My internship with Development Gateway (DG) in Washington D.C. is off to a great start. First of all, I love this city. As an international development professional and a news/politics junkie it feels great to be at the heart of the action. I am living in an apartment in Georgetown with three other LBJ students. Savin and Anustubh work with me at DG and Jessica Tibbets works at the State Department. Our apartment is one block off M Street and 100 meters from the Potomac River. Morning runs along the riverside trails and evening picnics in the riverside park have already begun. My first day at work was 31 May and that evening the Washington Area LBJ Alumni Chapter coordinated a happy hour that was a big hit and a great way to kick off my summer here.

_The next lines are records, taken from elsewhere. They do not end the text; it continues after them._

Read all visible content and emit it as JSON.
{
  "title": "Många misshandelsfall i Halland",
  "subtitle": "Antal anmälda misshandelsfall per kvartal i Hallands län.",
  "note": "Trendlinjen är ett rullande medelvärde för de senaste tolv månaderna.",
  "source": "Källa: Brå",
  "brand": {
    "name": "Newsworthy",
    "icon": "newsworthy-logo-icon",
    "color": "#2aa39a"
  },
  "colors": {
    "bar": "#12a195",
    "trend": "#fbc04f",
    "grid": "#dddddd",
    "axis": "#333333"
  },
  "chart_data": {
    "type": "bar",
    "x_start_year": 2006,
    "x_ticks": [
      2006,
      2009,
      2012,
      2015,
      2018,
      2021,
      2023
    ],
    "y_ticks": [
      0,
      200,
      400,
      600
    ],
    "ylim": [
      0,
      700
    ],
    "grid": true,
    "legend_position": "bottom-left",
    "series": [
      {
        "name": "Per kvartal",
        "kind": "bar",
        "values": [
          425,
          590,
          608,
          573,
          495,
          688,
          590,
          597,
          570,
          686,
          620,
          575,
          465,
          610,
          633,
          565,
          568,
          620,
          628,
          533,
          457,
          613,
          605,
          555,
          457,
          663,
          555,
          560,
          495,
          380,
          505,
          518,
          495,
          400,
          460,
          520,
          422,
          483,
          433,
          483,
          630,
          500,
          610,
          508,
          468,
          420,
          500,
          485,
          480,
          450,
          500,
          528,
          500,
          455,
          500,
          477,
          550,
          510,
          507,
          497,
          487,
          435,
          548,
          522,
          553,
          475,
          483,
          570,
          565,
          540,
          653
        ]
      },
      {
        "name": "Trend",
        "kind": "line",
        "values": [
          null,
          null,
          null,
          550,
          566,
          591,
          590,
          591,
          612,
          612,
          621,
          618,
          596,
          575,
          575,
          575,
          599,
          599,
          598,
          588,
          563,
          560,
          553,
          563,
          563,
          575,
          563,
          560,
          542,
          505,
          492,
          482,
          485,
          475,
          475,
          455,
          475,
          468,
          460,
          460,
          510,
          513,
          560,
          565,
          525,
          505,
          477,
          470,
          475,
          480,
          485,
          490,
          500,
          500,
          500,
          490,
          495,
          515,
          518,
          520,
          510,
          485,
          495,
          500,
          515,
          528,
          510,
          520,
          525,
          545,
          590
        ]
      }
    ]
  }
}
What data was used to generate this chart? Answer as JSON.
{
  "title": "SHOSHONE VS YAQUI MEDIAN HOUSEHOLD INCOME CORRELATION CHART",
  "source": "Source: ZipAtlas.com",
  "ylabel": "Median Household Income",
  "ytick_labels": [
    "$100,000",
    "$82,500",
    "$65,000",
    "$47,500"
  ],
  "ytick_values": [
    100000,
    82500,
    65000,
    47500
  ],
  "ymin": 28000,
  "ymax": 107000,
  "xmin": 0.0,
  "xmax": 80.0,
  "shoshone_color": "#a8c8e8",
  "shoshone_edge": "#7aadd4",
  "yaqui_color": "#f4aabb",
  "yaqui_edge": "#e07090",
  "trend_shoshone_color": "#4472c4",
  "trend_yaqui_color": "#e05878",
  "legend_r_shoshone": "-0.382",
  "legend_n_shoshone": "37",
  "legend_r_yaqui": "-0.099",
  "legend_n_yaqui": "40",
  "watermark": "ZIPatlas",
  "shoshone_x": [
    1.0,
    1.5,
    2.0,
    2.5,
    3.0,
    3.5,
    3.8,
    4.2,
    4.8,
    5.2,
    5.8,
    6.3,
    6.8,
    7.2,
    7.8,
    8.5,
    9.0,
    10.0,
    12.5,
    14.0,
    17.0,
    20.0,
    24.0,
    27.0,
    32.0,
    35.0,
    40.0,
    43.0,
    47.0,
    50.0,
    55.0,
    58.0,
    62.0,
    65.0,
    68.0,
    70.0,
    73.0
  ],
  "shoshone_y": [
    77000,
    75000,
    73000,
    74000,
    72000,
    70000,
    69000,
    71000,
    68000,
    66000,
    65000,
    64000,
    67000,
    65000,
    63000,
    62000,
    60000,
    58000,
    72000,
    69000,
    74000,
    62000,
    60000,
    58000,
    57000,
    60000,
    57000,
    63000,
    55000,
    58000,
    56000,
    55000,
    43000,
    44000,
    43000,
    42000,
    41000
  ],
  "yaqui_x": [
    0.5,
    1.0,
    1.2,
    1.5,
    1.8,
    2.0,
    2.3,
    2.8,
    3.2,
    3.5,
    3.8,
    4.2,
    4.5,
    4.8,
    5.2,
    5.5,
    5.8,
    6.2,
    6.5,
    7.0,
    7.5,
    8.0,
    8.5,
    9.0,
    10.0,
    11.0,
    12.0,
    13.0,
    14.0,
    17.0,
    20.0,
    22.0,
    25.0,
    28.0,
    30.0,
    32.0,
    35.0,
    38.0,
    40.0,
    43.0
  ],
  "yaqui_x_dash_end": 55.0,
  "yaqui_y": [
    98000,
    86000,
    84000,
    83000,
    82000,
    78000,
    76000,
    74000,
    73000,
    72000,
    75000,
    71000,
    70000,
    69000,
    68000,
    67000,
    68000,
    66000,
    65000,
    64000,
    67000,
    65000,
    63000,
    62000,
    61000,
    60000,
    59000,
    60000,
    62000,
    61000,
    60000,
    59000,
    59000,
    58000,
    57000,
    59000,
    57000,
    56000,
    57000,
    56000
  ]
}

Development Gateway is in the middle of the downtown D.C. scene. We are across the street from the IMF and the World Bank, so we go over to their cafeteria to eat lunch. If I ever see Robert Zoellick there I will pull up a seat next to him and then I will really have something to blog about. The work I am doing for DG is geocoding all of the donor aid that is being given to the country of Malawi, Africa. It is one of the first projects of its kind and when it is successful, other countries will hopefully want to do the same. Basically, the government of Malawi provided documentation related to every project that uses donor funding. There are 33 donors and hundreds of projects across all sectors – health, education, economic development, infrastructure, agriculture and governance. I read through the project documents, identify where the money is being spent (cities, villages, districts, etc.) and capture that information so that the project can be mapped using GIS (Geographic Information System).
A similar effort was made last year and resulted in the World Bank’s “Mapping for Results” platform - For this effort, the team mapped every project in the world that the World Bank funded. Our current work will produce similar output, but for every donor and every project in Malawi. Many groups benefit from the work we are doing. Donors are better able to assess the needs of Malawi and guide funds to areas that are underserved. The government of Malawi will be able to identify gaps in donor-funded services and respond accordingly. But most importantly, the people of Malawi will benefit by getting the right services where they are needed the most. I am very much looking forward to all of the work and play I will doing in D.C. this summer!